Copying the big league 

Because big businesses are more visible, their approach sometimes seems like the only way to do anything. But just like when they were small, many of the challenges they have are not relevant to you.

Just because Netflix has servers all over the world doesn’t mean you can’t run your entire business from a single computer under your desk. Focus on getting some customers first. You don’t need to worry about a few minutes downtime yet (if you have any people noticing at all then that’s a Good Problem).

Just because Google is tracking the usage across their apps and A/B tests everything doesn’t mean you even have the numbers to make any of that relevant. Just get feedback on your product first.

As a founder you can (and have to, initially) do everything yourself. You are the sales department, the financial department, the technical department, the support department. Customers are not going to mind if you provide a good service. Besides, from which company you recently dealt with did you get a personal note from the CEO when you had a question. How amazing is that in terms of support?
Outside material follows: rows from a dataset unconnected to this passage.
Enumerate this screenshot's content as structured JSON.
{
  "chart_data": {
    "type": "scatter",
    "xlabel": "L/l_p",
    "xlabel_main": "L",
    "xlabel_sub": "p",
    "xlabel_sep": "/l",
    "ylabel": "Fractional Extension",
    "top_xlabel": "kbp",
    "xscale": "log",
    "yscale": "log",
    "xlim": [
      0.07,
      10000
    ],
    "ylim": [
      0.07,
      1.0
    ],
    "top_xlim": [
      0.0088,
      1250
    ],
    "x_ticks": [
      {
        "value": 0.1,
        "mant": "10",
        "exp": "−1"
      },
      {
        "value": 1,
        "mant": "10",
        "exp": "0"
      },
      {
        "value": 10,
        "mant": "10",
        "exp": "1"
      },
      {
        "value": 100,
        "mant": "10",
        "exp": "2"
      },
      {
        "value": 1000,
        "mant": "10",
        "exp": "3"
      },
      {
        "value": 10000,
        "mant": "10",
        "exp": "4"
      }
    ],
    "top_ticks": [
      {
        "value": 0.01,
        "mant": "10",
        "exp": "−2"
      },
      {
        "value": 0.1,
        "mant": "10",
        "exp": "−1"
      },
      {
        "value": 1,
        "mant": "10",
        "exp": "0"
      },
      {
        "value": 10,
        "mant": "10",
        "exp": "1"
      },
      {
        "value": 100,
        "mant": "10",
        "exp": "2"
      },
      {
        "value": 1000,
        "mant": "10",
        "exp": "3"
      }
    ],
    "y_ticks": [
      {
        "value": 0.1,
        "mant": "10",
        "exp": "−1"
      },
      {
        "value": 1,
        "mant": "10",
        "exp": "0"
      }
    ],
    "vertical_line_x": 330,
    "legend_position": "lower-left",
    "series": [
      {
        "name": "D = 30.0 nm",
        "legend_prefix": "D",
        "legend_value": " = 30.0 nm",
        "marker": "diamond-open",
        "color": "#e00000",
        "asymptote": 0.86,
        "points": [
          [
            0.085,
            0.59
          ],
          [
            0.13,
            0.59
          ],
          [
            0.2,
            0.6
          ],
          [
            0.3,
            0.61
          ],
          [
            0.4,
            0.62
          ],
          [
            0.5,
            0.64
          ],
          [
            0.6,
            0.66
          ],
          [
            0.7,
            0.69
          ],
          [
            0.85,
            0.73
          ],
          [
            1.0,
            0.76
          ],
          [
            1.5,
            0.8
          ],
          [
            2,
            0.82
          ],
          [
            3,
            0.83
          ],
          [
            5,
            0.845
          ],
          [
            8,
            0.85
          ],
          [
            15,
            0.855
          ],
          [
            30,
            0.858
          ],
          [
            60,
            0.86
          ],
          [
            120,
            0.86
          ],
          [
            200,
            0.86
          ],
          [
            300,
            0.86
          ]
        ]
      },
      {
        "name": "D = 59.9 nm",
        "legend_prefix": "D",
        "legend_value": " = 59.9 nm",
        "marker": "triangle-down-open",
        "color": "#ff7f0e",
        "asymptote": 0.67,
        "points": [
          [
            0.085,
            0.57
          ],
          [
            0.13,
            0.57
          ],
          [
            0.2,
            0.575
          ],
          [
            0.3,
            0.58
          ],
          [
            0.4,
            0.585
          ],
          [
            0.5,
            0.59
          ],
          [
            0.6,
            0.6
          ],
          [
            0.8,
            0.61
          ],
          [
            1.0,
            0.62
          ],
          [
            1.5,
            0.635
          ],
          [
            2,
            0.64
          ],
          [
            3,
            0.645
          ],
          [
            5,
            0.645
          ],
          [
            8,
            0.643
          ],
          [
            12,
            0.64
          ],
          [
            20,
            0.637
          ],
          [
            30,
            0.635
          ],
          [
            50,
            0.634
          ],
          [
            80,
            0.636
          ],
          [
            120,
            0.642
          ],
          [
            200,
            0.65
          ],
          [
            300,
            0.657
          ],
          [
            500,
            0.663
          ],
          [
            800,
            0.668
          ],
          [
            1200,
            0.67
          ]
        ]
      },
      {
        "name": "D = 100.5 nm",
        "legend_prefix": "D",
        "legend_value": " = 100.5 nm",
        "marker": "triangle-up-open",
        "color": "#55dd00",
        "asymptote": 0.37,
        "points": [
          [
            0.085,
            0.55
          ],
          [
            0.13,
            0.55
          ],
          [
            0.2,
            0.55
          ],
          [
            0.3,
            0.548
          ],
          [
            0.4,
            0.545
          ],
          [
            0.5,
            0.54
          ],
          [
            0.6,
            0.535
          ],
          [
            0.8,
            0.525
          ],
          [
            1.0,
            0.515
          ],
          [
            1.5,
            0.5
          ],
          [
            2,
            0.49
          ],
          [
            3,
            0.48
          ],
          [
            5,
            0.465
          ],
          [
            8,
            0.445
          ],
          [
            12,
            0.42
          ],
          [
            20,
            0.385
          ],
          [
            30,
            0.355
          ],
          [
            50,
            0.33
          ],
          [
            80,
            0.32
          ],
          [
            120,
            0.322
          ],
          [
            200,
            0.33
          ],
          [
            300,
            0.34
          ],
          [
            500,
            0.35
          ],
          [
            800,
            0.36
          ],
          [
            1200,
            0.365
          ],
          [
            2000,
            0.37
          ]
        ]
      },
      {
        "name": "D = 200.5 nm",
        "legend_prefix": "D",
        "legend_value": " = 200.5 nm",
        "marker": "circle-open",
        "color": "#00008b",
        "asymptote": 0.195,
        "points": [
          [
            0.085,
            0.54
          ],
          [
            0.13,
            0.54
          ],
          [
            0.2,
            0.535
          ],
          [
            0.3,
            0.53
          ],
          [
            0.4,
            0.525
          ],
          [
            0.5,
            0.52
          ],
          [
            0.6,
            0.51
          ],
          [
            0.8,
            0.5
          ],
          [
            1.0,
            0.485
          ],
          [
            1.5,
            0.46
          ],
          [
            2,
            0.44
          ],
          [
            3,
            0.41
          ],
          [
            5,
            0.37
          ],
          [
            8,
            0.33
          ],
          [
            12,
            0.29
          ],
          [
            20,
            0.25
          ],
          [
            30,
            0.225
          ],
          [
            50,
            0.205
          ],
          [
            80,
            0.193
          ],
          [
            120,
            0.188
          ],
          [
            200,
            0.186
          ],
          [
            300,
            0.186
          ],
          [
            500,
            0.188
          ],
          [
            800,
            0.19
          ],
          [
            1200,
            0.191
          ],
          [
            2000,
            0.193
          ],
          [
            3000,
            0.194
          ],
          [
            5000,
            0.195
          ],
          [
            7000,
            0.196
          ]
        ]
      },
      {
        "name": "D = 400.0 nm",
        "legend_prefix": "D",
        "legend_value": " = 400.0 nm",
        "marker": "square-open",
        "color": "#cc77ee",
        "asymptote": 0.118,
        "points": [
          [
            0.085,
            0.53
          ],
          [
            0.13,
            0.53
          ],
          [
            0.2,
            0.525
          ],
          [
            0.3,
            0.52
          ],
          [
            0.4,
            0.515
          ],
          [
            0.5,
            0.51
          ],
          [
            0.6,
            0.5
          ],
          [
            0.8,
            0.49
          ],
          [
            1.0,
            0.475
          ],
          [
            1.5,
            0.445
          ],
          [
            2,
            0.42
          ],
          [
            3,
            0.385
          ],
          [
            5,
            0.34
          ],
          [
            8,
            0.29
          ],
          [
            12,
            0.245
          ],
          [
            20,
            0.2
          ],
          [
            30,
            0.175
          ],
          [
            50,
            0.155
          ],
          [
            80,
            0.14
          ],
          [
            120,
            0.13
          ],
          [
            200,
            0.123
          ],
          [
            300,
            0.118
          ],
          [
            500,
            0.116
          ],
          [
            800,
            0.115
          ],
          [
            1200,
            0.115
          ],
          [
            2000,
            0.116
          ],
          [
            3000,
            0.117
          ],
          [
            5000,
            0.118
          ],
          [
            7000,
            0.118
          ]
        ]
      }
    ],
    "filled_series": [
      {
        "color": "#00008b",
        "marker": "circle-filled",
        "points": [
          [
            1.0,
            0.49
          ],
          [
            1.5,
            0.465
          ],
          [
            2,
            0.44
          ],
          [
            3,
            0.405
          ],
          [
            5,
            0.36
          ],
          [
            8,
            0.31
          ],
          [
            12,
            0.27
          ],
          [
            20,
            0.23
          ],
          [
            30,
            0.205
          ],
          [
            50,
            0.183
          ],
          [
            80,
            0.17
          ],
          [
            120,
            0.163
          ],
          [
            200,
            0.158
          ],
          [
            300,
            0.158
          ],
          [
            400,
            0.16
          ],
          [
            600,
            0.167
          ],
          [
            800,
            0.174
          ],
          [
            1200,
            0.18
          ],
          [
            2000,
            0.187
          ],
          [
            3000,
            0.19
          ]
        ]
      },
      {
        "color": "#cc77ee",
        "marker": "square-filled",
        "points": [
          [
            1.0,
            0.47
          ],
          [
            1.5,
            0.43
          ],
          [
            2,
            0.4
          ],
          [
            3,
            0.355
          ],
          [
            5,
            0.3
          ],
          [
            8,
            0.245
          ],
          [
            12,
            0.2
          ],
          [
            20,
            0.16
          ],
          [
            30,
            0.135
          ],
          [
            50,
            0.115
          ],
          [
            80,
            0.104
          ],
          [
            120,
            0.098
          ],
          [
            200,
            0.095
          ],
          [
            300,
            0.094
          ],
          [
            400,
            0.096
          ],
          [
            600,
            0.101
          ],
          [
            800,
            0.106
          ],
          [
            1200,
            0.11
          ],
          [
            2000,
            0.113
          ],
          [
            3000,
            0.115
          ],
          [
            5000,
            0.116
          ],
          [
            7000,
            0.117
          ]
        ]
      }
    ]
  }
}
Lots of founder also seem to worry about all kinds of legal paperwork being so complicated they don’t get started, and overestimate the problems they will get exposed to. You are not going to have the same responsibilities and issues as Amazon. Many exemptions apply to small businesses in the first place, but even the big players don’t have everything perfectly set up. Lots of things you can do yourself. For example, the entire GDPR framework is explained on a website which you can read in a day, problem solved. You don’t need expensive consultants for that. Same for accounting, just go with something simple or do it yourself for now.

Get building and find those first customers!